The directory gave to general Hoche the command of the coast, and deputed him to conclude the Vendean war. Hoche changed the system of warfare adopted by his predecessors. La Vendee was disposed to submit. Its previous victories had not led to the success of its cause; defeat and ill-fortune had exposed it to plunder and conflagration. The insurgents, irreparably injured by the disaster of Savenay, by the loss of their principal leader, and their best soldiers, by the devastating system of the infernal columns, now desired nothing more than to live on good terms with the republic. The war now depended only on a few chiefs, upon Charette, Stofflet, etc.
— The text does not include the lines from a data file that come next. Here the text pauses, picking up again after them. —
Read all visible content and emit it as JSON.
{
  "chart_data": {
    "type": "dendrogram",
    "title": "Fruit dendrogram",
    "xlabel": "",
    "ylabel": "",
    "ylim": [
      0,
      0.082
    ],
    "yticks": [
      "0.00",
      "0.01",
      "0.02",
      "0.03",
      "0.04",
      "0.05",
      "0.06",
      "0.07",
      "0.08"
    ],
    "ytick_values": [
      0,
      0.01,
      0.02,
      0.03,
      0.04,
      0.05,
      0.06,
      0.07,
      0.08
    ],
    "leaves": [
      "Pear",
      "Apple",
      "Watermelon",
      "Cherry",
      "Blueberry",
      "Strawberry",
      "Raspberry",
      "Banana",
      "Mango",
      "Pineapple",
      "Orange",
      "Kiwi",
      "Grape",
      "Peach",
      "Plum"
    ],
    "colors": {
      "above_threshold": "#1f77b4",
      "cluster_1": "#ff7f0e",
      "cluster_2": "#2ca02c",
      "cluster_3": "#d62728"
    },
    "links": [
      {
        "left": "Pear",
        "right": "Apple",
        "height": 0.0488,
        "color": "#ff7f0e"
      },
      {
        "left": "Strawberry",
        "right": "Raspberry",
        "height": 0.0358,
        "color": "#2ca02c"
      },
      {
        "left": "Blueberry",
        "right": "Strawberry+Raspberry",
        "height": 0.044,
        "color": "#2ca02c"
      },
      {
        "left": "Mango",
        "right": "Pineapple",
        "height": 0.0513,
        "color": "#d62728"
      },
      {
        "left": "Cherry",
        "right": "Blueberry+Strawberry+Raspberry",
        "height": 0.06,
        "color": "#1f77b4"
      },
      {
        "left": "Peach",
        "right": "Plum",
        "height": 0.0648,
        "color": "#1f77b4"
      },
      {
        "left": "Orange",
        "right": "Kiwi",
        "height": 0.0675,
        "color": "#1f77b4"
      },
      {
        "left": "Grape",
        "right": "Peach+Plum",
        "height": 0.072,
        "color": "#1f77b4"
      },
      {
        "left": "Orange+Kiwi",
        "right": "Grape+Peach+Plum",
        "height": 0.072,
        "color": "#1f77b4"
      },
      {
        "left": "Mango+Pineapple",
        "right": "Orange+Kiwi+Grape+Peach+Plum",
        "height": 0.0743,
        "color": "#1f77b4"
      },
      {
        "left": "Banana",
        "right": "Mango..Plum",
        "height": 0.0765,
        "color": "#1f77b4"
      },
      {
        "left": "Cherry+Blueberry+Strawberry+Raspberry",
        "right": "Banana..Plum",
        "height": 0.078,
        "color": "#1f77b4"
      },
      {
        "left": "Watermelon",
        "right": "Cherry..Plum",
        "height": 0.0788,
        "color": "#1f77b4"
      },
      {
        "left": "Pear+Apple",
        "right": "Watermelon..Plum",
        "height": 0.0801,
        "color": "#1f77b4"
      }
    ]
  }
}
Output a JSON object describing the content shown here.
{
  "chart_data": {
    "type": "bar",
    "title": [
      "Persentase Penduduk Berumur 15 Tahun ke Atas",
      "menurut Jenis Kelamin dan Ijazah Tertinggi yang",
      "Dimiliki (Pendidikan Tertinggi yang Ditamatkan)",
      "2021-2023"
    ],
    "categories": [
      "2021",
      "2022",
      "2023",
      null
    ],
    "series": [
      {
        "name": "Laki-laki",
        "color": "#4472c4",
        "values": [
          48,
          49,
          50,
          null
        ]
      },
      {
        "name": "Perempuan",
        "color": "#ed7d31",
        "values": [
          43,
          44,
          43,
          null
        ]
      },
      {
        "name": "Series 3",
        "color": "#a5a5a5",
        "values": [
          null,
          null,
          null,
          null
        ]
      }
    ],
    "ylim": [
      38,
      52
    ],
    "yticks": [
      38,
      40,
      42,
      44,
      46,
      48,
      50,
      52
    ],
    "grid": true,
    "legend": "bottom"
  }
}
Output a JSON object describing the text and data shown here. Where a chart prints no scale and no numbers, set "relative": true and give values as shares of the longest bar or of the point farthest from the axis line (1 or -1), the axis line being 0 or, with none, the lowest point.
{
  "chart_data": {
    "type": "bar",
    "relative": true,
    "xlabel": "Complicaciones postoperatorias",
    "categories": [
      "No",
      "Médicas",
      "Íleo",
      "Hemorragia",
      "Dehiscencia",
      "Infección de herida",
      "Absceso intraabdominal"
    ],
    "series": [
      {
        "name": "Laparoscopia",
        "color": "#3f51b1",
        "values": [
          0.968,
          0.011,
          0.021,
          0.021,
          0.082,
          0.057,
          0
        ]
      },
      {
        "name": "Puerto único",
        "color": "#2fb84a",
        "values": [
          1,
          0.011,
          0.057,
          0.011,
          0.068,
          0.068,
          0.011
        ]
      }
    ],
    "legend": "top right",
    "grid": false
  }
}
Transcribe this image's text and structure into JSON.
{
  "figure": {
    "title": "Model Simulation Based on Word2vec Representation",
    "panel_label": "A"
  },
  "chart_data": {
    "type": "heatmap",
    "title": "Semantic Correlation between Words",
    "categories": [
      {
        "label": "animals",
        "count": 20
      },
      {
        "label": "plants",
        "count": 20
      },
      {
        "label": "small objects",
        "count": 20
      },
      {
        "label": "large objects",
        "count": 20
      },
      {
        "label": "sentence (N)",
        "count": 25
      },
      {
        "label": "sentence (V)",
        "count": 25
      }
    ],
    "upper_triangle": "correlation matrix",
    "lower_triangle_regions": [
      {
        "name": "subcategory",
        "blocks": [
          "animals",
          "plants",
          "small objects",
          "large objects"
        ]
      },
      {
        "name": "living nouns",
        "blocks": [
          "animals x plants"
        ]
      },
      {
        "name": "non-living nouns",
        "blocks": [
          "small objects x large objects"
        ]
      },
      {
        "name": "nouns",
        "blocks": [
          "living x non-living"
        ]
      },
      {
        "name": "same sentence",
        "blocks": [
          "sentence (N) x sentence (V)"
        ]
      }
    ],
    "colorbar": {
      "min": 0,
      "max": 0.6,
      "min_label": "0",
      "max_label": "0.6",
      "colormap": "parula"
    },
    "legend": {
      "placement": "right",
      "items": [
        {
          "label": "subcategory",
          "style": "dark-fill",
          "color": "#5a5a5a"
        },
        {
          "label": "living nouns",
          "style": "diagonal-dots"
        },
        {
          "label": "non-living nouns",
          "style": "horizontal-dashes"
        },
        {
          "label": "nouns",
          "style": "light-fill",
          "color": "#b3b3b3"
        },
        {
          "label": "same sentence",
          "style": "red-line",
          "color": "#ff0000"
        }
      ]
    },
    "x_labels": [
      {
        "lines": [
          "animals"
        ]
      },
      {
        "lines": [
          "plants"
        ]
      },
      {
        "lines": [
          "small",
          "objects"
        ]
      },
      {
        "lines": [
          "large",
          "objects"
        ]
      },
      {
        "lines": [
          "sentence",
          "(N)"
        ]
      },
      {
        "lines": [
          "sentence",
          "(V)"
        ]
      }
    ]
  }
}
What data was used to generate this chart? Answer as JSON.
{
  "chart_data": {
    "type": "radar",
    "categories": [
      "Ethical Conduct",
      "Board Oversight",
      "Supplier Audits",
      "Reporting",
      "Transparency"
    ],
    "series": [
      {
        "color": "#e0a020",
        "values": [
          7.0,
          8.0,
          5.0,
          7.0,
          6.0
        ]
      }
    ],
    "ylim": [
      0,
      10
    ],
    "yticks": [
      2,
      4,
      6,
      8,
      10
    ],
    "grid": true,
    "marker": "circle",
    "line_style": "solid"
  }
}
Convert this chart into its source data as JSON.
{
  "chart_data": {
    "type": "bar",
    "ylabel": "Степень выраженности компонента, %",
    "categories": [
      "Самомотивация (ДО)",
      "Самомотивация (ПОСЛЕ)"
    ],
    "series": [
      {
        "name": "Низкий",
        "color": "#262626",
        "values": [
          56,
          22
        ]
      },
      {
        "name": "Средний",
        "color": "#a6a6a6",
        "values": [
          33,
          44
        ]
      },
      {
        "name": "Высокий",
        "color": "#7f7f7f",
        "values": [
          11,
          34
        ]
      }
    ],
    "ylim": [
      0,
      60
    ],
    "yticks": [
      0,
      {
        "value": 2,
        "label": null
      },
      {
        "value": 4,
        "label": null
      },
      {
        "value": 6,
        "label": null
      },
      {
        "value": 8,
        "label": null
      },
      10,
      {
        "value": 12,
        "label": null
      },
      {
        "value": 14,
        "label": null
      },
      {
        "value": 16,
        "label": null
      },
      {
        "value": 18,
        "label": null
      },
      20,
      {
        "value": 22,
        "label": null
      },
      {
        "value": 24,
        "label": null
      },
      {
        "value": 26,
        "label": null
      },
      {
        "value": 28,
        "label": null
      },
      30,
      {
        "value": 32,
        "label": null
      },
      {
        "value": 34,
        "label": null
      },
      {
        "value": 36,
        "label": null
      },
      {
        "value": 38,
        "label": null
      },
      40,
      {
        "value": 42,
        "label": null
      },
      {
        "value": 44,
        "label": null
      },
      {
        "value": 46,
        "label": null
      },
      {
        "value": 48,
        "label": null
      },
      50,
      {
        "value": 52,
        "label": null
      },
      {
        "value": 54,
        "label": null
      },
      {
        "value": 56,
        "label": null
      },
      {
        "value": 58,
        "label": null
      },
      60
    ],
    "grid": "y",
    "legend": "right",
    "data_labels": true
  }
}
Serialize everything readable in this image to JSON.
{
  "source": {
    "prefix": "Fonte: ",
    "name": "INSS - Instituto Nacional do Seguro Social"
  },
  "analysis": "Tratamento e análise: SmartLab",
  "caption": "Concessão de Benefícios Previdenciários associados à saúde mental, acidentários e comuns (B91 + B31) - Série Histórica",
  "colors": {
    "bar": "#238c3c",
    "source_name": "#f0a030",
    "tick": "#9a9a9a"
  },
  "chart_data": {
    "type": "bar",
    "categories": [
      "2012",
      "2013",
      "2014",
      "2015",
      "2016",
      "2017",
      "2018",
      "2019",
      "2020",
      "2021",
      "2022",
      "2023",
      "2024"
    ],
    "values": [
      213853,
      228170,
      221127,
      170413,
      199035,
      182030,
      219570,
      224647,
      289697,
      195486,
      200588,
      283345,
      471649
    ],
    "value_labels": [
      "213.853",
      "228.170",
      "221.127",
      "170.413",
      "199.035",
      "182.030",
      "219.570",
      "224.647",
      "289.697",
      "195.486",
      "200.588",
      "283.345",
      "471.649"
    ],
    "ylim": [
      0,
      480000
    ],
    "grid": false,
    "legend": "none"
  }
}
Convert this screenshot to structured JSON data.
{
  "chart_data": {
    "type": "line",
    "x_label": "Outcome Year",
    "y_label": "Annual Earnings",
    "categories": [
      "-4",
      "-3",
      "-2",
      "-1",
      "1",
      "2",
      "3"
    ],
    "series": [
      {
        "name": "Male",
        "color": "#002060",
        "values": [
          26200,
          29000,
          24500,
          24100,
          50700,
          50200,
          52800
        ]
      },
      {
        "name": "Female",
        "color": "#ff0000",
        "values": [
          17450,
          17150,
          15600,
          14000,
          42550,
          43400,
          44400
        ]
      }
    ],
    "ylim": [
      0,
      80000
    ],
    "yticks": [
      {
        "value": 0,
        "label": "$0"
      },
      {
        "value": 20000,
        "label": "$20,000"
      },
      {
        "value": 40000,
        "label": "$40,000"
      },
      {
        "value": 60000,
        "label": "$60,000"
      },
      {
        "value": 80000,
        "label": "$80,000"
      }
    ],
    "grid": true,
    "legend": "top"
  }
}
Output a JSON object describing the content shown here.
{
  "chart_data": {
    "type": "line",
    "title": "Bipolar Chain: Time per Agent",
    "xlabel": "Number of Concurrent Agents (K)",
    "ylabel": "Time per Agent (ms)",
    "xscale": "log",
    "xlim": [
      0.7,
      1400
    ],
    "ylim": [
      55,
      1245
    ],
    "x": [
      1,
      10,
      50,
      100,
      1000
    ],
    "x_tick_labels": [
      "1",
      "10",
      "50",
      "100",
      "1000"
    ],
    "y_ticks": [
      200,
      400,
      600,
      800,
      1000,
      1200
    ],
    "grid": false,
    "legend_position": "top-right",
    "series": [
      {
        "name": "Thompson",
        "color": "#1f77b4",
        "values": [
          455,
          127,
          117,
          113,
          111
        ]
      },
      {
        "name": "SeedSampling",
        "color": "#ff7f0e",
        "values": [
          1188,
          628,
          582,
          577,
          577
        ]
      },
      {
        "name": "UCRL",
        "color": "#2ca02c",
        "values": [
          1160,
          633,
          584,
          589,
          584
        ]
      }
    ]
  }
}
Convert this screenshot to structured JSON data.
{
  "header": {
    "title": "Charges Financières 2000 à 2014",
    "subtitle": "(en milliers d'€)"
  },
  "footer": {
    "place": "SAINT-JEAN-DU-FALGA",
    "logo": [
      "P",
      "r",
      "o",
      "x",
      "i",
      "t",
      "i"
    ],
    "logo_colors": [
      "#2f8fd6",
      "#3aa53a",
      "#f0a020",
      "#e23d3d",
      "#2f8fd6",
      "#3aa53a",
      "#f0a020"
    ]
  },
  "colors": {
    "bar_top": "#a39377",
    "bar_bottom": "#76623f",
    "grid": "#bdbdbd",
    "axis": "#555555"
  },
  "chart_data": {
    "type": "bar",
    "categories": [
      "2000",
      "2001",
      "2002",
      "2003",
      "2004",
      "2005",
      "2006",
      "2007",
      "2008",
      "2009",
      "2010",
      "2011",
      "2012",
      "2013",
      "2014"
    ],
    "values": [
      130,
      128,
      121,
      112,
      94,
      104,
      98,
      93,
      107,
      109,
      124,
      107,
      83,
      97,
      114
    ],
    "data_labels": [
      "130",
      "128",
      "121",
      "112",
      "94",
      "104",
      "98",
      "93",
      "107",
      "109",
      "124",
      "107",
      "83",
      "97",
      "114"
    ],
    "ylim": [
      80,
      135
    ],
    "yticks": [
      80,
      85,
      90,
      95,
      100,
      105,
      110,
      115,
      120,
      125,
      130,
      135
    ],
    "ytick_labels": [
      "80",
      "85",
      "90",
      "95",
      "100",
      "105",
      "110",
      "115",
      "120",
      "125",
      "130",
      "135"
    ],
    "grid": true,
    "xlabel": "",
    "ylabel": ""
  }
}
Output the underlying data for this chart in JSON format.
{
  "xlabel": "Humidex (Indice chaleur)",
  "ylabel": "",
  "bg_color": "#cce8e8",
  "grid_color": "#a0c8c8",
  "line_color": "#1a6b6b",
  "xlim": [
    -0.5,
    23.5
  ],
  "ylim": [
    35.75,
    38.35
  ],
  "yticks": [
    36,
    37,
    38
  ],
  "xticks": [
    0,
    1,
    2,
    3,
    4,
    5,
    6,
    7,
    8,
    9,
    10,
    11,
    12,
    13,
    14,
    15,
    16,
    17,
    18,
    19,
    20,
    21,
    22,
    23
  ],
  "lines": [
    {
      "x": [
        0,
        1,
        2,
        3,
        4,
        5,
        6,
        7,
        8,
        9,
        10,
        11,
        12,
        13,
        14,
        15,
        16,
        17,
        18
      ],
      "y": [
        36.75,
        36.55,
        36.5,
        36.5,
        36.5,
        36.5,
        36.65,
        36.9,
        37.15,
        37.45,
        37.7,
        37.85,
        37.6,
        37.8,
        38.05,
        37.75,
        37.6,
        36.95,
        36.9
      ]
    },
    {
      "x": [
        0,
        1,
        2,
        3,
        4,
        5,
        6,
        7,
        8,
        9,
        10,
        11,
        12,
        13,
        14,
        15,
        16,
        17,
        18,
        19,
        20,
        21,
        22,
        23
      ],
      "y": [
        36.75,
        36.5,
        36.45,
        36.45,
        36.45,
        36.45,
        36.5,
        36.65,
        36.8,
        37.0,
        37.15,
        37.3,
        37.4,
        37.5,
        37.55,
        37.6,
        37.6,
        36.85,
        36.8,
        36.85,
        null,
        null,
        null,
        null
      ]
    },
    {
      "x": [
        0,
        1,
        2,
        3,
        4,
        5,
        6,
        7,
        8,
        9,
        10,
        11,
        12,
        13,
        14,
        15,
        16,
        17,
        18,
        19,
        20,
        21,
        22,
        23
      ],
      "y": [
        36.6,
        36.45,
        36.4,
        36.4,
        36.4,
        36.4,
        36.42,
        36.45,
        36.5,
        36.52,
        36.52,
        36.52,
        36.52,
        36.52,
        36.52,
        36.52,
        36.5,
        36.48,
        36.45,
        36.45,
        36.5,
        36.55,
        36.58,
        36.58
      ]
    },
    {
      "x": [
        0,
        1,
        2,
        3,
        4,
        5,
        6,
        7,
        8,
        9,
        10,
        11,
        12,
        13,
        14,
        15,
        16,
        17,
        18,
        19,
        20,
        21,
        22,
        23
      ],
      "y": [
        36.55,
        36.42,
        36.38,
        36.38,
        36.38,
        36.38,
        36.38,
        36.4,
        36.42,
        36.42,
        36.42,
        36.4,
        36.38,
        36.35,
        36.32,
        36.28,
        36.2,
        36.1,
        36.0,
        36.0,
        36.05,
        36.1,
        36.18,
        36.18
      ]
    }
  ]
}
Hoche saw that it was necessary to wean the masses from these men by concessions, and then to crush them. He skilfully separated the royalist cause from the cause of religion, and employed the priests against the generals, by showing great indulgence to the catholic religion. He had the country scoured by four powerful columns, took their cattle from the inhabitants, and only restored them in return for their arms. He left no repose to the armed party, defeated Charette in several encounters, pursued him from one retreat to another, and at last made him prisoner. Stofflet wished to raise the Vendean standard again on his territory; but it was given up to the republicans. These two chiefs, who had witnessed the beginning of the insurrection, were present at its close. They died courageously; Stofflet at Angers, Charette at Nantes, after having displayed character and talents worthy of a larger theatre. Hoche likewise tranquillized Brittany. Morbihan was occupied by numerous bands of Chouans, who formed a formidable association, the principal leader of which was George Cadoudal. Without entering on a campaign, they were mastering the country. Hoche directed all his force and activity against them, and before long had destroyed or exhausted them. Most of their leaders quitted their arms, and took refuge in England. The directory, on learning these fortunate pacifications, formally announced to both councils, on the 28th Messidor (June, 1796), that this civil war was definitively terminated.